Other researchers are turning to what is probably the largest publicly accessible alternative trove of social-media data: Twitter. Several groups have published work suggesting that models of flu-related tweets can be closely fitted to past official ILI data, and various services, such as MappyHealth and Sickweather, are testing whether real-time analyses of tweets can reliably assess levels of flu.
But Lyn Finelli, head of the CDC’s Influenza Surveillance and Outbreak Response Team, is skeptical. “The Twitter analyses have much less promise” than Google Flu or Flu Near You, she says, arguing that Twitter’s signal-to-noise ratio is very low, and that the most active Twitter users are young adults and so are not representative of the general public.
Further, we know many Twitter accounts are automated response programs called "bots," fake accounts, or "cyborgs" -- human controlled accounts assisted by bots. Recent estimates suggest there could be as many as 20 million fake accounts. So even before we get into the methodological minefield of how you assess health issues on Twitter, let's ask whether those issues are expressed by people or just automated algorithms.

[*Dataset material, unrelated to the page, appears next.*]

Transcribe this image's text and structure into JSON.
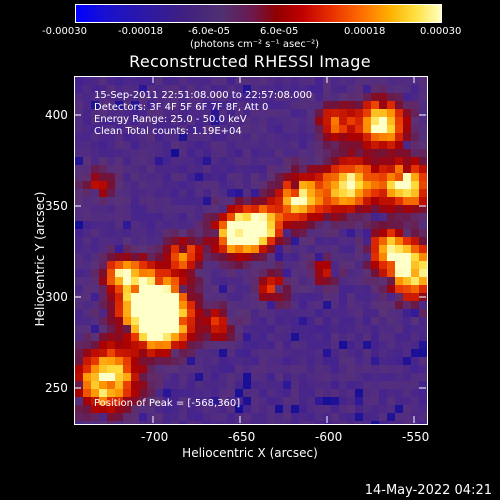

Fooled by Randomness - The Dictatorship of Data
As stated by the authors in Big Data: A Revolution That Will Transform How We Live, Work, and Think:
Correlations let us analyze a phenomenon not by shedding light on its inner workings but by identifying a useful proxy for it. Of course, even strong correlations are never perfect. It is quite possible that two things may behave similarly just by coincidence. We may simply be “fooled by randomness” to borrow a phrase from the empiricist Nassim Nicholas Taleb. With correlations, there is no certainty, only probability.
Moreover, because big-data analysis is based on theories, we can’t escape them. They shape both our methods and our results. It begins with how we select the data. Our decisions may be driven by convenience: Is the data readily available? Or by economics: Can the data be captured cheaply? Our choices are influenced by theories. What we choose influences what we find, as the digital-technology researchers danah boyd and Kate Crawford have argued. After all, Google used search terms as a proxy for the flu, not the length of people’s hair. Similarly, when we analyze the data, we choose tools that rest on theories. And as we interpret the results we again apply theories. The age of big data clearly is not without theories – they are present throughout, with all that this entails.

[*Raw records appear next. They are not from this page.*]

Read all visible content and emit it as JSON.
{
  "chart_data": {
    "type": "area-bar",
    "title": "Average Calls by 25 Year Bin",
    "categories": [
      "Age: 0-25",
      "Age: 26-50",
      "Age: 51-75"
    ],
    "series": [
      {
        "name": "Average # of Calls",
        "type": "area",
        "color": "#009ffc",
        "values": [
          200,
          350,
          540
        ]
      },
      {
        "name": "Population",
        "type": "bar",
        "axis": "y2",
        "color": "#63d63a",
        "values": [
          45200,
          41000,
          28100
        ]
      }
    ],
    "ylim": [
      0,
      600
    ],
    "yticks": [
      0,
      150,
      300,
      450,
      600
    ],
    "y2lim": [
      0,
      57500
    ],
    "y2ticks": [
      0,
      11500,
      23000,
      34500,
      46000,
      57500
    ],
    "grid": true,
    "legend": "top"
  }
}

We are more susceptible than we may think to the “dictatorship of data” — that is, to letting the data govern us in ways that may do as much harm as good. The threat is that we will let ourselves be mindlessly bound by the output of our analyses even when we have reasonable grounds for suspecting something is amiss. Or that we will become obsessed with collecting facts and figures for data’s sake. Or that we will attribute a degree of truth to the data which it does not deserve.